The database construction for these types of projects is typically done through a labor-intensive, manual data-input process. I approached the project by proposing and then implementing an innovative and more efficient semi-automatic process using Python and optical character recognition software.
The steps I implement to construct the database are explained below:
1. Optical Character Recognition
Optical character recognition software (OCR) converted the wine industry data pdf file into text format. The text from the OCR was unstructured and untagged, and often contained a lot of noise. I wrote a program to convert the text from this unstructured format into a structured format identical to what existed in the pdf file. I implemented this step for downstream quality control tests.
2. Automatic Parsing and Feature Generation
A program was written to automatically parse the structured text and export it into csv format. I created two dataset – an organizational and personnel dataset for each winery. The personnel dataset included winery, year, name of the person and title. I used Python dictionaries to automatically add a binary variable for gender (male or female).
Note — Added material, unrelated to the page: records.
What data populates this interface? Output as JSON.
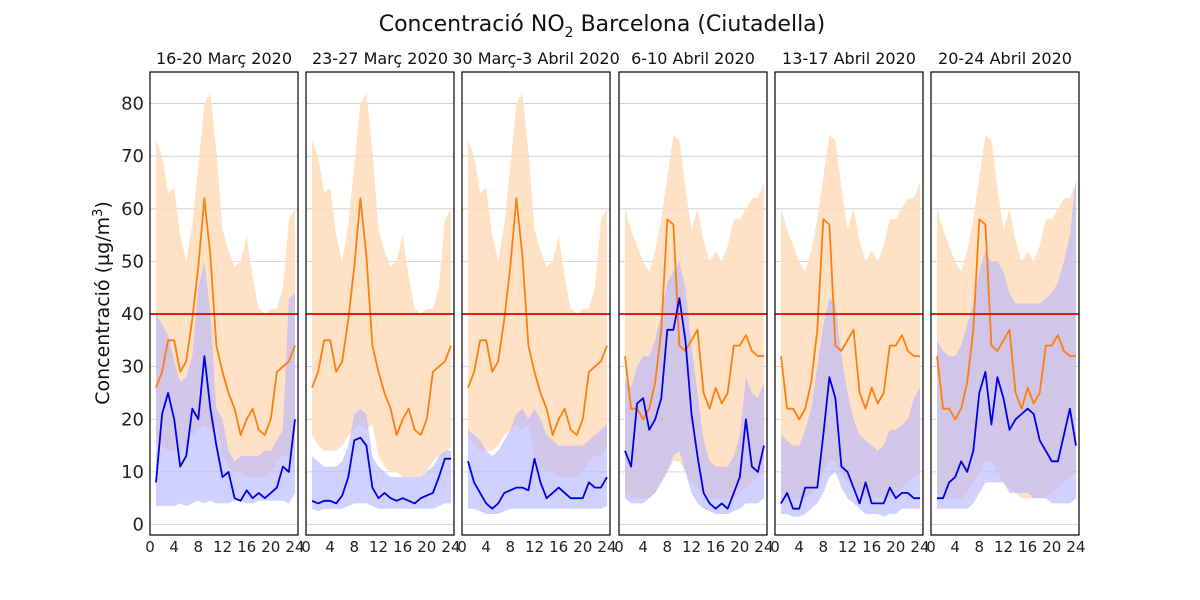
{
  "chart_data": {
    "type": "line",
    "title": "Concentració NO₂ Barcelona (Ciutadella)",
    "title_parts": {
      "pre": "Concentració NO",
      "sub": "2",
      "post": " Barcelona (Ciutadella)"
    },
    "ylabel_parts": {
      "pre": "Concentració (µg/m",
      "sup": "3",
      "post": ")"
    },
    "xticks": [
      0,
      4,
      8,
      12,
      16,
      20,
      24
    ],
    "yticks": [
      0,
      10,
      20,
      30,
      40,
      50,
      60,
      70,
      80
    ],
    "xlim": [
      0,
      24.5
    ],
    "ylim": [
      -2,
      86
    ],
    "grid": "horizontal",
    "threshold": {
      "value": 40,
      "color": "#e00000"
    },
    "colors": {
      "reference": "#ff7f0e",
      "reference_band": "#ffdcbc",
      "current": "#0000e6",
      "current_band": "#b3b3ff"
    },
    "x": [
      1,
      2,
      3,
      4,
      5,
      6,
      7,
      8,
      9,
      10,
      11,
      12,
      13,
      14,
      15,
      16,
      17,
      18,
      19,
      20,
      21,
      22,
      23,
      24
    ],
    "panels": [
      {
        "title": "16-20 Març 2020",
        "orange": [
          26,
          29,
          35,
          35,
          29,
          31,
          39,
          49,
          62,
          51,
          34,
          29,
          25,
          22,
          17,
          20,
          22,
          18,
          17,
          20,
          29,
          30,
          31,
          34
        ],
        "orange_lo": [
          17,
          15,
          14,
          14,
          14,
          15,
          17,
          18,
          19,
          18,
          19,
          13,
          11,
          10,
          10,
          9,
          9,
          9,
          9,
          10,
          12,
          13,
          13,
          15
        ],
        "orange_hi": [
          73,
          70,
          63,
          64,
          55,
          50,
          57,
          68,
          80,
          82,
          71,
          56,
          52,
          49,
          50,
          55,
          47,
          41,
          40,
          41,
          41,
          45,
          58,
          60
        ],
        "blue": [
          8,
          21,
          25,
          20,
          11,
          13,
          22,
          20,
          32,
          22,
          15,
          9,
          10,
          5,
          4.5,
          6.5,
          5,
          6,
          5,
          6,
          7,
          11,
          10,
          20
        ],
        "blue_lo": [
          3.5,
          3.5,
          3.5,
          3.5,
          4,
          3.5,
          4,
          4.5,
          4,
          4.5,
          4,
          4,
          4,
          4.5,
          4.5,
          4,
          4,
          4.5,
          4.5,
          4.5,
          4.5,
          4.5,
          4,
          6
        ],
        "blue_hi": [
          40,
          38,
          36,
          31,
          27,
          28,
          32,
          45,
          50,
          40,
          22,
          20,
          14,
          12,
          13,
          13,
          13,
          13,
          14,
          14,
          16,
          18,
          43,
          44
        ]
      },
      {
        "title": "23-27 Març 2020",
        "orange": [
          26,
          29,
          35,
          35,
          29,
          31,
          39,
          49,
          62,
          51,
          34,
          29,
          25,
          22,
          17,
          20,
          22,
          18,
          17,
          20,
          29,
          30,
          31,
          34
        ],
        "orange_lo": [
          17,
          15,
          14,
          14,
          14,
          15,
          17,
          18,
          19,
          18,
          19,
          13,
          11,
          10,
          10,
          9,
          9,
          9,
          9,
          10,
          12,
          13,
          13,
          15
        ],
        "orange_hi": [
          73,
          70,
          63,
          64,
          55,
          50,
          57,
          68,
          80,
          82,
          71,
          56,
          52,
          49,
          50,
          55,
          47,
          41,
          40,
          41,
          41,
          45,
          58,
          60
        ],
        "blue": [
          4.5,
          4,
          4.5,
          4.5,
          4,
          5.5,
          9,
          16,
          16.5,
          15,
          7,
          5,
          6,
          5,
          4.5,
          5,
          4.5,
          4,
          5,
          5.5,
          6,
          9,
          12.5,
          12.5
        ],
        "blue_lo": [
          3,
          2.5,
          3,
          3,
          3,
          3,
          3.5,
          4,
          4,
          4,
          3.5,
          3,
          3,
          3,
          3,
          3,
          3,
          3,
          3,
          3,
          3,
          3.5,
          4,
          4
        ],
        "blue_hi": [
          13,
          12,
          11,
          11,
          11,
          12,
          15,
          21,
          22,
          21,
          13,
          11,
          10,
          9,
          9,
          9,
          9,
          9,
          9,
          10,
          11,
          13,
          14,
          14
        ]
      },
      {
        "title": "30 Març-3 Abril 2020",
        "orange": [
          26,
          29,
          35,
          35,
          29,
          31,
          39,
          49,
          62,
          51,
          34,
          29,
          25,
          22,
          17,
          20,
          22,
          18,
          17,
          20,
          29,
          30,
          31,
          34
        ],
        "orange_lo": [
          17,
          15,
          14,
          14,
          14,
          15,
          17,
          18,
          19,
          18,
          19,
          13,
          11,
          10,
          10,
          9,
          9,
          9,
          9,
          10,
          12,
          13,
          13,
          15
        ],
        "orange_hi": [
          73,
          70,
          63,
          64,
          55,
          50,
          57,
          68,
          80,
          82,
          71,
          56,
          52,
          49,
          50,
          55,
          47,
          41,
          40,
          41,
          41,
          45,
          58,
          60
        ],
        "blue": [
          12,
          8,
          6,
          4,
          3,
          4,
          6,
          6.5,
          7,
          7,
          6.5,
          12.5,
          8,
          5,
          6,
          7,
          6,
          5,
          5,
          5,
          8,
          7,
          7,
          9
        ],
        "blue_lo": [
          3,
          3,
          2.5,
          2,
          2,
          2,
          2.5,
          3,
          3,
          3,
          3,
          3,
          3,
          3,
          3,
          3,
          3,
          3,
          3,
          3,
          3,
          3,
          3,
          3.5
        ],
        "blue_hi": [
          18,
          17,
          16,
          14,
          13,
          14,
          16,
          18,
          21,
          22,
          20,
          22,
          20,
          17,
          16,
          15,
          15,
          15,
          15,
          15,
          16,
          17,
          18,
          19
        ]
      },
      {
        "title": "6-10 Abril 2020",
        "orange": [
          32,
          22,
          22,
          20,
          22,
          27,
          37,
          58,
          57,
          34,
          33,
          35,
          37,
          25,
          22,
          26,
          23,
          25,
          34,
          34,
          36,
          33,
          32,
          32
        ],
        "orange_lo": [
          6,
          5,
          5,
          5,
          5,
          6,
          8,
          10,
          12,
          12,
          10,
          8,
          7,
          6,
          5,
          5,
          5,
          5,
          5,
          6,
          7,
          8,
          9,
          10
        ],
        "orange_hi": [
          60,
          56,
          53,
          50,
          48,
          52,
          58,
          66,
          74,
          73,
          64,
          56,
          60,
          54,
          50,
          52,
          50,
          53,
          58,
          58,
          60,
          62,
          62,
          65
        ],
        "blue": [
          14,
          11,
          23,
          24,
          18,
          20,
          24,
          37,
          37,
          43,
          35,
          21,
          13,
          6,
          4,
          3,
          4,
          3,
          6,
          9,
          20,
          11,
          10,
          15
        ],
        "blue_lo": [
          5,
          4,
          4,
          4,
          5,
          6,
          8,
          10,
          13,
          14,
          10,
          6,
          4,
          3,
          2.5,
          2,
          2,
          2,
          2.5,
          3,
          4,
          4,
          4,
          5
        ],
        "blue_hi": [
          28,
          26,
          30,
          32,
          32,
          35,
          40,
          46,
          48,
          50,
          45,
          34,
          25,
          16,
          12,
          11,
          11,
          11,
          13,
          17,
          28,
          25,
          24,
          27
        ]
      },
      {
        "title": "13-17 Abril 2020",
        "orange": [
          32,
          22,
          22,
          20,
          22,
          27,
          37,
          58,
          57,
          34,
          33,
          35,
          37,
          25,
          22,
          26,
          23,
          25,
          34,
          34,
          36,
          33,
          32,
          32
        ],
        "orange_lo": [
          6,
          5,
          5,
          5,
          5,
          6,
          8,
          10,
          12,
          12,
          10,
          8,
          7,
          6,
          5,
          5,
          5,
          5,
          5,
          6,
          7,
          8,
          9,
          10
        ],
        "orange_hi": [
          60,
          56,
          53,
          50,
          48,
          52,
          58,
          66,
          74,
          73,
          64,
          56,
          60,
          54,
          50,
          52,
          50,
          53,
          58,
          58,
          60,
          62,
          62,
          65
        ],
        "blue": [
          4,
          6,
          3,
          3,
          7,
          7,
          7,
          17,
          28,
          24,
          11,
          10,
          7,
          4,
          8,
          4,
          4,
          4,
          7,
          5,
          6,
          6,
          5,
          5
        ],
        "blue_lo": [
          2,
          2,
          1.5,
          1.5,
          2,
          3,
          4,
          6,
          9,
          10,
          7,
          5,
          4,
          3,
          2,
          2,
          2,
          1.5,
          2,
          2,
          3,
          3,
          3,
          3
        ],
        "blue_hi": [
          17,
          16,
          15,
          15,
          18,
          22,
          30,
          38,
          43,
          42,
          32,
          25,
          20,
          17,
          16,
          15,
          14,
          15,
          18,
          18,
          19,
          20,
          24,
          26
        ]
      },
      {
        "title": "20-24 Abril 2020",
        "orange": [
          32,
          22,
          22,
          20,
          22,
          27,
          37,
          58,
          57,
          34,
          33,
          35,
          37,
          25,
          22,
          26,
          23,
          25,
          34,
          34,
          36,
          33,
          32,
          32
        ],
        "orange_lo": [
          6,
          5,
          5,
          5,
          5,
          6,
          8,
          10,
          12,
          12,
          10,
          8,
          7,
          6,
          5,
          5,
          5,
          5,
          5,
          6,
          7,
          8,
          9,
          10
        ],
        "orange_hi": [
          60,
          56,
          53,
          50,
          48,
          52,
          58,
          66,
          74,
          73,
          64,
          56,
          60,
          54,
          50,
          52,
          50,
          53,
          58,
          58,
          60,
          62,
          62,
          65
        ],
        "blue": [
          5,
          5,
          8,
          9,
          12,
          10,
          14,
          25,
          29,
          19,
          28,
          24,
          18,
          20,
          21,
          22,
          21,
          16,
          14,
          12,
          12,
          17,
          22,
          15
        ],
        "blue_lo": [
          3,
          3,
          3,
          3,
          3,
          3,
          4,
          6,
          8,
          8,
          8,
          8,
          6,
          6,
          6,
          6,
          5,
          5,
          5,
          4,
          4,
          4,
          4,
          5
        ],
        "blue_hi": [
          35,
          33,
          32,
          32,
          34,
          38,
          42,
          48,
          52,
          50,
          50,
          48,
          44,
          42,
          42,
          42,
          42,
          42,
          43,
          44,
          46,
          50,
          55,
          66
        ]
      }
    ]
  }
}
The organizational dataset contained such variables as winery name, address, type of wines produced, storage capacity, etc. I also added a location feature by writing a program that automatically added the geographic coordinate system (latitude and longitude) for each winery based on their address.
3. Quality Control
To ensure the program converted the pdf files accurately, I took a random sample of the 30 wineries in the csv files and compared the data in the original pdf file. I made corrections to the program when necessary. I also investigated and corrected the program for producing missing data.